Here are scans of a pen blank I cut from some "mystery wood" my son found in the scrap bin at a gun store (Along with some gorgeous curly maple and walnut)  It is very hard and dense, and smells like burning rubber when you cut it.  I almost think it's a plastic in the bakelite family based on the smell, but it doesn't behave like any plastic I've used.  A ny ideas what it is?

Walt


----------



## Gary (Jan 21, 2005)

Goncalo Alves maybe? It might help to identify it if you would sand one side and repost the pic.


----------



## pen-turners (Jan 21, 2005)

Might be snakewood without the snake eye pattern.

Chris


----------



## PenWorks (Jan 22, 2005)

It does look like snake wood with our the eyes, but you wouldn't be finding snakewood at a gun shop. I would bet Goncalo Alves as well.


----------



## Old Griz (Jan 22, 2005)

The burning rubber smell and density might make me believe it is desert ironwood.. have never gotten that smell from Gongalo Alves... I know that desert ironwood absolutely stinks when you turn it..


----------



## wayneis (Jan 22, 2005)

Could also be Cocobolo with the orange like that.  Don't really remember it smelling like that though.

Wayne


----------



## woodpens (Jan 22, 2005)

I was thinking Cocobolo also. However, it has that "underground" look like Thuya and Desert Ironwood. The color and figure do look like some Cocobolo I have in my shop.


----------



## wscrivens (Jan 22, 2005)

> _Originally posted by Gary_
> <br />Goncalo Alves maybe? It might help to identify it if you would sand one side and repost the pic.



Here are scans of sanded sides and a quick coat of sealer on one half.
I talked to my son (who got the wood for me) about the various suggestions you have made, and he said desert ironwood is frequently used in guns and smells bad when you work it.

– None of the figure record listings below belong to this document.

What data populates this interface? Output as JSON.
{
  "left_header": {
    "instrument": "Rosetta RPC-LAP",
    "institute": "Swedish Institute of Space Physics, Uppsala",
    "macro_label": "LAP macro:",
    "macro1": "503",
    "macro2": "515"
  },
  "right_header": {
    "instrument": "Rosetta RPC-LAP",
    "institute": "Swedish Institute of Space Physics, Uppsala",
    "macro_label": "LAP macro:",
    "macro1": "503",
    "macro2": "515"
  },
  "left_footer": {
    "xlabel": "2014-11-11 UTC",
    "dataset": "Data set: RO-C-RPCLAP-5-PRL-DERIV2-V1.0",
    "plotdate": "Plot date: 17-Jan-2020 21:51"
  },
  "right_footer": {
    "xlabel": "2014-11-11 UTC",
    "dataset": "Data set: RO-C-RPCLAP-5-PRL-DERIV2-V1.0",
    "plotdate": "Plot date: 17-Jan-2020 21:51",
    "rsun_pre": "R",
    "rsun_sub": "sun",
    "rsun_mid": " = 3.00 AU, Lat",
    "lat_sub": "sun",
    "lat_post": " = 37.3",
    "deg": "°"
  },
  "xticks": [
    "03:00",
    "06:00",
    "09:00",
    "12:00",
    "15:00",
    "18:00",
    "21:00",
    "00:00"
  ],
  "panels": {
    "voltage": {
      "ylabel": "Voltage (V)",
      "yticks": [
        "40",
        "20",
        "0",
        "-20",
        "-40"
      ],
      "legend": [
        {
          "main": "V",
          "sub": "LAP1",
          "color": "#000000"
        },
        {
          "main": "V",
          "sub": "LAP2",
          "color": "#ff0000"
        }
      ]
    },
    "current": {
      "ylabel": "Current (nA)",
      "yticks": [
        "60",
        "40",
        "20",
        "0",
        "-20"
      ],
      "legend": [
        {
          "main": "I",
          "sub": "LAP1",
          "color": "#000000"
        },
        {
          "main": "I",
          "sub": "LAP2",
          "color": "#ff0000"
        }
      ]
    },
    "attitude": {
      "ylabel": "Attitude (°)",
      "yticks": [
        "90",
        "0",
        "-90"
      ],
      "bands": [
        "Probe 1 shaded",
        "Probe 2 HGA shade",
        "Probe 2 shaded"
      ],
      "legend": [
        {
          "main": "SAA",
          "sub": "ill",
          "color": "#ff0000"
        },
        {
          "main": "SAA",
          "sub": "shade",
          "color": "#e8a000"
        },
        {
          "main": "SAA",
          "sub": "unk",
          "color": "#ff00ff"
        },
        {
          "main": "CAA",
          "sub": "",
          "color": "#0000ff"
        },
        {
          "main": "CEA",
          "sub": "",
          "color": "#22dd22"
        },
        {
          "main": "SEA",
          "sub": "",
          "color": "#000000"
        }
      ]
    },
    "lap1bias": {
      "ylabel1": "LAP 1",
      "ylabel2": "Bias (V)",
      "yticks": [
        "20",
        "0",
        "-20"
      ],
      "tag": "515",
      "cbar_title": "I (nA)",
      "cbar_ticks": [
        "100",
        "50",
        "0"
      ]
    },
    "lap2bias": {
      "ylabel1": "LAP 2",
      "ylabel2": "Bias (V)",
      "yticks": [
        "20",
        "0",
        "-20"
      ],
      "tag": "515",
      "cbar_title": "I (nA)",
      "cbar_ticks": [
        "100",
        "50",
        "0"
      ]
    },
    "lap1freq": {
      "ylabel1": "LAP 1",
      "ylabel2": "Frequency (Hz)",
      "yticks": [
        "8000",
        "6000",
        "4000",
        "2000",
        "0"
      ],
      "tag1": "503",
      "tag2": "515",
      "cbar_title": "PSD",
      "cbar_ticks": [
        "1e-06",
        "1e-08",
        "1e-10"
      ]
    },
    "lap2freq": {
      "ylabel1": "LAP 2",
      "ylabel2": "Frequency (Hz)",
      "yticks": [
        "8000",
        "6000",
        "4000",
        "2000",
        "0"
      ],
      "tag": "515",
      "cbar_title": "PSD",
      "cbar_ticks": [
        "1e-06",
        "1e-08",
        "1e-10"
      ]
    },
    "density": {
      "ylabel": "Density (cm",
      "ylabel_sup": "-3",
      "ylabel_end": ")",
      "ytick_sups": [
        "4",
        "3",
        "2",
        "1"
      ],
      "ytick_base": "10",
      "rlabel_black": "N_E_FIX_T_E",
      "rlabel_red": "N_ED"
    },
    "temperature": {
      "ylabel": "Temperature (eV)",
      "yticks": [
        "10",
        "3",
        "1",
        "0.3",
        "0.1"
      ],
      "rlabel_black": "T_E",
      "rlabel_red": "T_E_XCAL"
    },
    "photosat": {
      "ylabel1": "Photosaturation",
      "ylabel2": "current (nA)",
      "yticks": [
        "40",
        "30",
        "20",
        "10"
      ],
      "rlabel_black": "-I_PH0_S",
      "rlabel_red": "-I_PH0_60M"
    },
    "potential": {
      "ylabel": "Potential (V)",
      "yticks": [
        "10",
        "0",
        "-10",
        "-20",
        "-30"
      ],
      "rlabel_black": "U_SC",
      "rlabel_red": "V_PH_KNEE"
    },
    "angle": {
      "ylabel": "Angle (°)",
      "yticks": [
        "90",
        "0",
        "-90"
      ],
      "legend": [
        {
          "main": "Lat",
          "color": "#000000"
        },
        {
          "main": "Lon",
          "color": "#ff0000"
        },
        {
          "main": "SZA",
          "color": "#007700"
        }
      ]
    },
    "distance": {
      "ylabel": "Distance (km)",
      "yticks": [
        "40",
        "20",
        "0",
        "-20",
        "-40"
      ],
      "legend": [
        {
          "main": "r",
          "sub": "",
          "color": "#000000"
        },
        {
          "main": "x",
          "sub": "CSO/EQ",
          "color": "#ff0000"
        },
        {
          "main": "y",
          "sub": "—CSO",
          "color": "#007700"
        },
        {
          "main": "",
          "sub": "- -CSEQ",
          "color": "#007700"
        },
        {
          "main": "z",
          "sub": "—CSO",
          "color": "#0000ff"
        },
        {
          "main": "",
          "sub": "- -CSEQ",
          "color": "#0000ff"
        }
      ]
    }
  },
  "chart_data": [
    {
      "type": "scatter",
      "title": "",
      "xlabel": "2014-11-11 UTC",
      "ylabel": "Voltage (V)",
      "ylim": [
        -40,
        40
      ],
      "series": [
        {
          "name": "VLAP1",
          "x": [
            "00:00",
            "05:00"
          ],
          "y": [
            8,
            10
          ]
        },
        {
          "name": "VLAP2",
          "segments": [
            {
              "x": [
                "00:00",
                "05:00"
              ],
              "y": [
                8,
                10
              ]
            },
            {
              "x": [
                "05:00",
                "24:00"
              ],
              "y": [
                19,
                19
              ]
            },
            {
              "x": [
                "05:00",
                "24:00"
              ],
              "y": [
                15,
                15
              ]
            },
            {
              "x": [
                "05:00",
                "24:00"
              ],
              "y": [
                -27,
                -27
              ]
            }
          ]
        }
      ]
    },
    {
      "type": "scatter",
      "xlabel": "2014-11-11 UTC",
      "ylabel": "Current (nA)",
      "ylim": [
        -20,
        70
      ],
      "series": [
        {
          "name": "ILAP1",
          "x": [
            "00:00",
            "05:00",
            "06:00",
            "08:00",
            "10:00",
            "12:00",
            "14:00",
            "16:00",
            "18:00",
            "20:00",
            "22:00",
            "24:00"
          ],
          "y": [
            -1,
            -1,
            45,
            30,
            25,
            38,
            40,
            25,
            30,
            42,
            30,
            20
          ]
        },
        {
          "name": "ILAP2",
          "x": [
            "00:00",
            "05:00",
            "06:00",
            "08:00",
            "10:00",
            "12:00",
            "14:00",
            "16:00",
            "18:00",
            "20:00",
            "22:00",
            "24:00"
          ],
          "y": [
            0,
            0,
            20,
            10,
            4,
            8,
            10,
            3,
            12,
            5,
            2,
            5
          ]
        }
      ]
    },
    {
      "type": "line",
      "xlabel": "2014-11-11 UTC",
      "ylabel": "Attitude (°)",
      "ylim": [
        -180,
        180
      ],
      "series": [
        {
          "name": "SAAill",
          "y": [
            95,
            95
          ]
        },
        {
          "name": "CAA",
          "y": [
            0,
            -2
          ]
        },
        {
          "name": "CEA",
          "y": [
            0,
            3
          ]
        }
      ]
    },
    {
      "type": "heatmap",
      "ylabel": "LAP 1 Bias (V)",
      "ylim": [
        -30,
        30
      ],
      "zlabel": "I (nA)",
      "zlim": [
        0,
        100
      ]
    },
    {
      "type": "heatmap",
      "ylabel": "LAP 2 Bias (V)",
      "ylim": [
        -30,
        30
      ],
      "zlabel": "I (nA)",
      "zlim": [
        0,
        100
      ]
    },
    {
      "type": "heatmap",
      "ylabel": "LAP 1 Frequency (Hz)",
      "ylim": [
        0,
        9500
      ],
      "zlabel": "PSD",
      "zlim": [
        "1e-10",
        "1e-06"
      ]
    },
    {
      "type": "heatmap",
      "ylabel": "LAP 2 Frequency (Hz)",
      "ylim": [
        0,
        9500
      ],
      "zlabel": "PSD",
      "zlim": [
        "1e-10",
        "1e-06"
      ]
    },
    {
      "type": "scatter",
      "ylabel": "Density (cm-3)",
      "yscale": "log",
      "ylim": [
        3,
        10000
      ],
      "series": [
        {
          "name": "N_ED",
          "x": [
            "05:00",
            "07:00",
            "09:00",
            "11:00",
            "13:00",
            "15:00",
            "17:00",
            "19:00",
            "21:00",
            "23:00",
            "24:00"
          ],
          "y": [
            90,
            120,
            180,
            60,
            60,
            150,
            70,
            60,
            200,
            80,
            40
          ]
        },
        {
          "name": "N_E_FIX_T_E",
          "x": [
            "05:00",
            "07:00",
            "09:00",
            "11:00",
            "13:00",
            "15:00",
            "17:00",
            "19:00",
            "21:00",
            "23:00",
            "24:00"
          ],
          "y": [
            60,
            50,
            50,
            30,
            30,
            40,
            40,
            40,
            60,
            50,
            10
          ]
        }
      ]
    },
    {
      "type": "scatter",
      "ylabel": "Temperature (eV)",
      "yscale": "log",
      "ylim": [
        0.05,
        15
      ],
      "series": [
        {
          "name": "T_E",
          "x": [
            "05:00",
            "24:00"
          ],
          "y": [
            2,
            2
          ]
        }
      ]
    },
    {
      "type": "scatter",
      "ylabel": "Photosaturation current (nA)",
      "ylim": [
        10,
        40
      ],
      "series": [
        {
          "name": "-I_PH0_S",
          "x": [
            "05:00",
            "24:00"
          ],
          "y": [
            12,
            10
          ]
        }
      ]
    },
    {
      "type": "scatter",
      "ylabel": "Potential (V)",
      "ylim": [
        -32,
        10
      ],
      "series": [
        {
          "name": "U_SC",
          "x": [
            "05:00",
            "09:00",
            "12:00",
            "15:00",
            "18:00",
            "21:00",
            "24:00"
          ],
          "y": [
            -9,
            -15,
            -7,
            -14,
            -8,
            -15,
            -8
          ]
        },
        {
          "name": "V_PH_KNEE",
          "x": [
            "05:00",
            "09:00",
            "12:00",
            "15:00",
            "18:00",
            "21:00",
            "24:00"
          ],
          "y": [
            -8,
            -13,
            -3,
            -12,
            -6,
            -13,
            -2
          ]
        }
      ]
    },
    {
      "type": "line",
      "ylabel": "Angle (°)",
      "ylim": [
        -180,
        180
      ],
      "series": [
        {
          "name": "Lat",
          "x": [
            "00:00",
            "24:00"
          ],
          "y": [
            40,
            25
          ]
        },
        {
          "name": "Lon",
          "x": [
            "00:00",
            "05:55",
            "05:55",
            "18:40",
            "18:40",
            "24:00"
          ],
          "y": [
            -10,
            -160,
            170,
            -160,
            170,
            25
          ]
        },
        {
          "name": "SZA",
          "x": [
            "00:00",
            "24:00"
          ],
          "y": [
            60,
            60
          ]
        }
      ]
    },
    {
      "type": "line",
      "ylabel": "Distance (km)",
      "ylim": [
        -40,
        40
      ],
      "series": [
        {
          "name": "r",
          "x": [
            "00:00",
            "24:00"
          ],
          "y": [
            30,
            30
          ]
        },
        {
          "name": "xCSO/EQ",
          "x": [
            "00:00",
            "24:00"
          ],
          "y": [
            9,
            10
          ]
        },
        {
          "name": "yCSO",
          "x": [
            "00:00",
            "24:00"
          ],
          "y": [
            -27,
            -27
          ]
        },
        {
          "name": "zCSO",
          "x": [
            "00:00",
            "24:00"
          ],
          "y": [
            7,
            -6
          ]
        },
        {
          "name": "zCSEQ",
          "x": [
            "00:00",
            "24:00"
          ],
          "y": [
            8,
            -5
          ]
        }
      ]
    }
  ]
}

Many thanks to all of you!  

Walt


----------



## Gary (Jan 22, 2005)

He is right in that goncalo alves, desert ironwood and cocobolo are all three often used as pistol slabs. I've turned all three, and I do remember that the desert ironwood has a strange ordor to it. Looking at the pics with the sealer, I would bet that is what it is.


----------



## jwoodwright (Jan 22, 2005)

That was my suggestion as well.  Let's rename it "Stinky HardWood"...[]


----------



## ilikewood (Jan 31, 2005)

I've got both Cocobolo and Chechen that looks just like it.  Both are hard and heavy and have "unique" smells.  Cocobolo almost smells like burnt cinnamon.


----------